L’ultimo scatto pubblicato dall’associazione mostra un uomo che alimenta un fuoco mentre una colonna di fumo nero si alza verso il cielo. Un’immagine che racconta una realtà purtroppo familiare a chi vive o lavora nella zona. «Una delle realtà più brutte del nostro territorio», scrive Terre Pulite, ricordando come queste scene non siano eccezioni ma parte di una quotidianità che si ripete da anni.

Nel dibattito pubblico, il fenomeno delle fumarole viene spesso associato all’ecomafia e alla criminalità organizzata. Terre Pulite non nega l’esistenza di questi fenomeni, ma invita a non usarli come spiegazione universale. «Molte fumarole non vengono accese da mafiosi, ma da persone comuni che continuano a bruciare rifiuti pensando che sia la soluzione più semplice», si legge nel post. Una riflessione che ribalta la narrazione più comoda: attribuire tutto alla criminalità rischia di diventare un alibi, un modo per spostare la responsabilità sempre su qualcun altro.

L’associazione punta il dito contro un problema culturale e collettivo. «Il problema riguarda tutti: chi accende il fuoco, chi fa finta di non vedere, chi tollera e chi da anni conosce questa situazione senza riuscire a cambiarla». Una denuncia che chiama in causa agricoltori, braccianti, cittadini e istituzioni, perché quel fumo non resta confinato nei campi dove nasce: si sposta, entra nelle case, ricade sui terreni, finisce nei polmoni di bambini e anziani.

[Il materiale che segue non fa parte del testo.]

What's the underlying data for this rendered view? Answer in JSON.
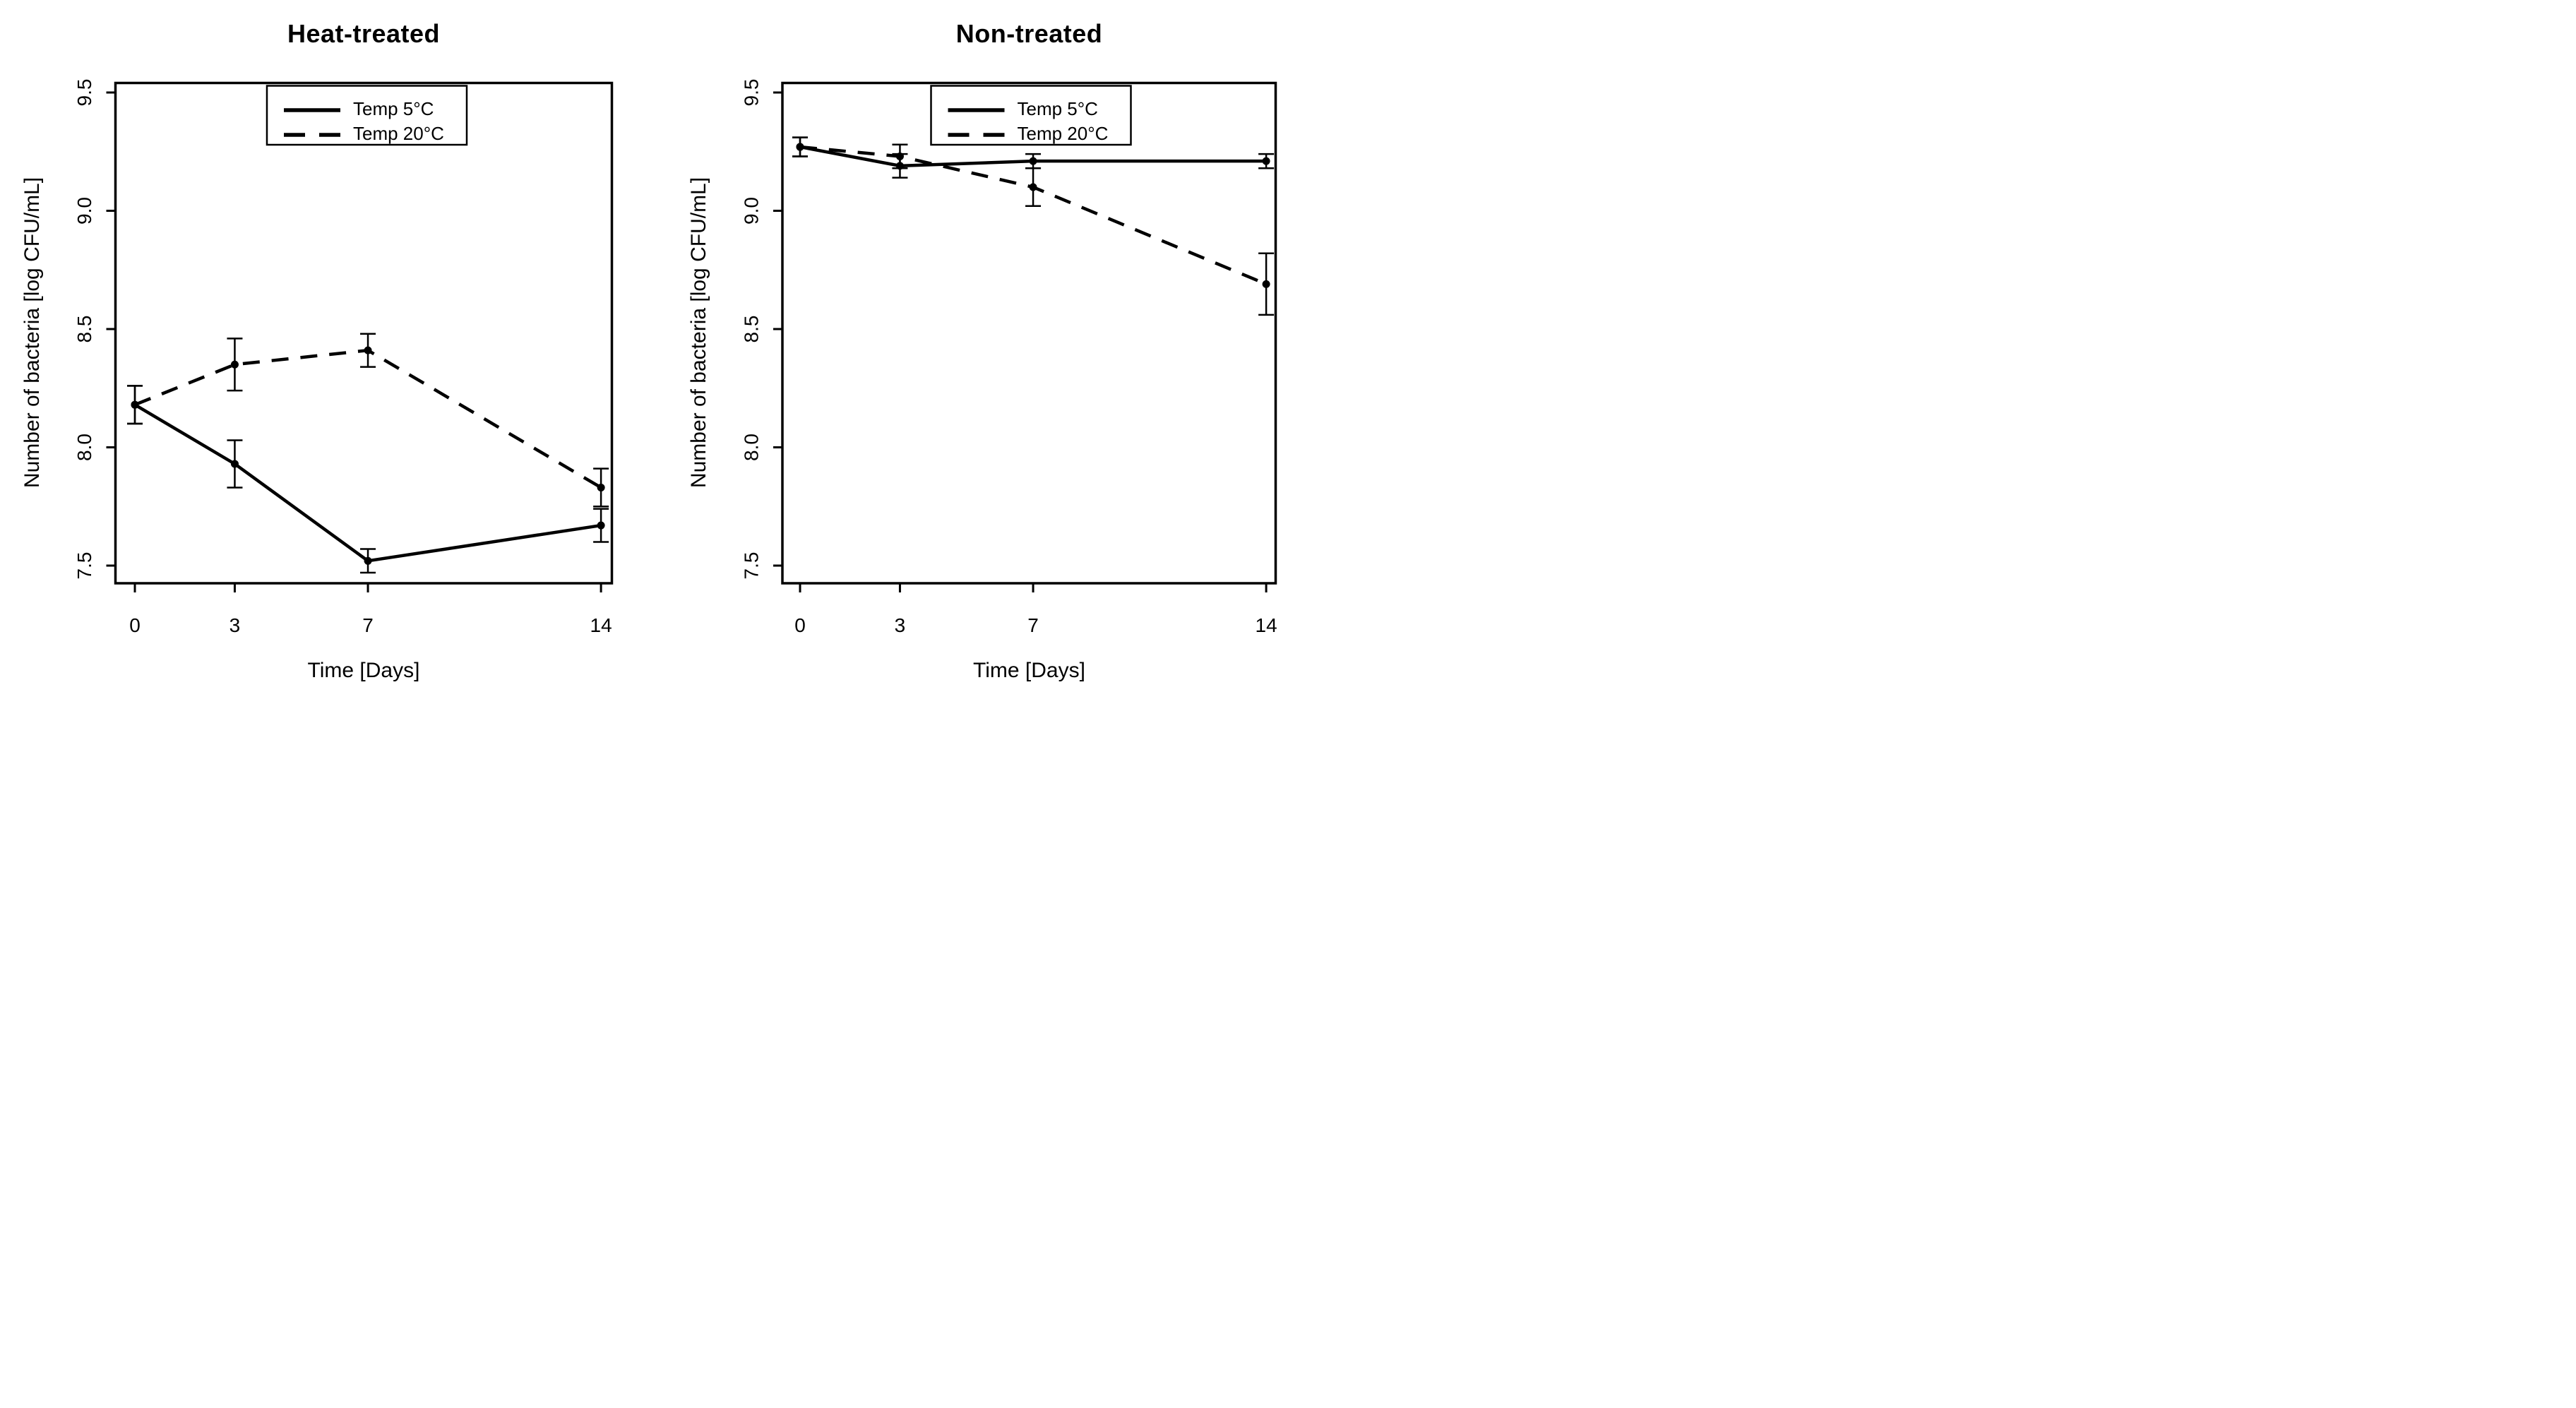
{
  "figure": {
    "background": "#ffffff",
    "foreground": "#000000",
    "panel_count": 2
  },
  "chart_data": [
    {
      "type": "line",
      "title": "Heat-treated",
      "xlabel": "Time [Days]",
      "ylabel": "Number of bacteria [log CFU/mL]",
      "x": [
        0,
        3,
        7,
        14
      ],
      "xtick_labels": [
        "0",
        "3",
        "7",
        "14"
      ],
      "yticks": [
        7.5,
        8.0,
        8.5,
        9.0,
        9.5
      ],
      "ytick_labels": [
        "7.5",
        "8.0",
        "8.5",
        "9.0",
        "9.5"
      ],
      "ylim": [
        7.42,
        9.58
      ],
      "grid": false,
      "legend_position": "top-inside",
      "ytick_label_rotation": -90,
      "series": [
        {
          "name": "Temp 5°C",
          "style": "solid",
          "marker": "filled-circle",
          "values": [
            8.18,
            7.93,
            7.52,
            7.67
          ],
          "errors": [
            0.08,
            0.1,
            0.05,
            0.07
          ]
        },
        {
          "name": "Temp 20°C",
          "style": "dashed",
          "marker": "filled-circle",
          "values": [
            8.18,
            8.35,
            8.41,
            7.83
          ],
          "errors": [
            0.08,
            0.11,
            0.07,
            0.08
          ]
        }
      ]
    },
    {
      "type": "line",
      "title": "Non-treated",
      "xlabel": "Time [Days]",
      "ylabel": "Number of bacteria [log CFU/mL]",
      "x": [
        0,
        3,
        7,
        14
      ],
      "xtick_labels": [
        "0",
        "3",
        "7",
        "14"
      ],
      "yticks": [
        7.5,
        8.0,
        8.5,
        9.0,
        9.5
      ],
      "ytick_labels": [
        "7.5",
        "8.0",
        "8.5",
        "9.0",
        "9.5"
      ],
      "ylim": [
        7.42,
        9.58
      ],
      "grid": false,
      "legend_position": "top-inside",
      "ytick_label_rotation": -90,
      "series": [
        {
          "name": "Temp 5°C",
          "style": "solid",
          "marker": "filled-circle",
          "values": [
            9.27,
            9.19,
            9.21,
            9.21
          ],
          "errors": [
            0.04,
            0.05,
            0.03,
            0.03
          ]
        },
        {
          "name": "Temp 20°C",
          "style": "dashed",
          "marker": "filled-circle",
          "values": [
            9.27,
            9.23,
            9.1,
            8.69
          ],
          "errors": [
            0.04,
            0.05,
            0.08,
            0.13
          ]
        }
      ]
    }
  ]
}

L’appello finale è semplice ma diretto: smettere di bruciare rifiuti. Difendere la terra, sostiene Terre Pulite, significa anche evitare di avvelenarla ogni giorno con gesti che sembrano piccoli ma che hanno conseguenze enormi sulla salute e sull’ambiente.

Un messaggio che arriva ancora una volta dal basso, da chi il territorio lo vive e lo osserva quotidianamente, e che chiede con forza un cambio di mentalità prima ancora che di norme.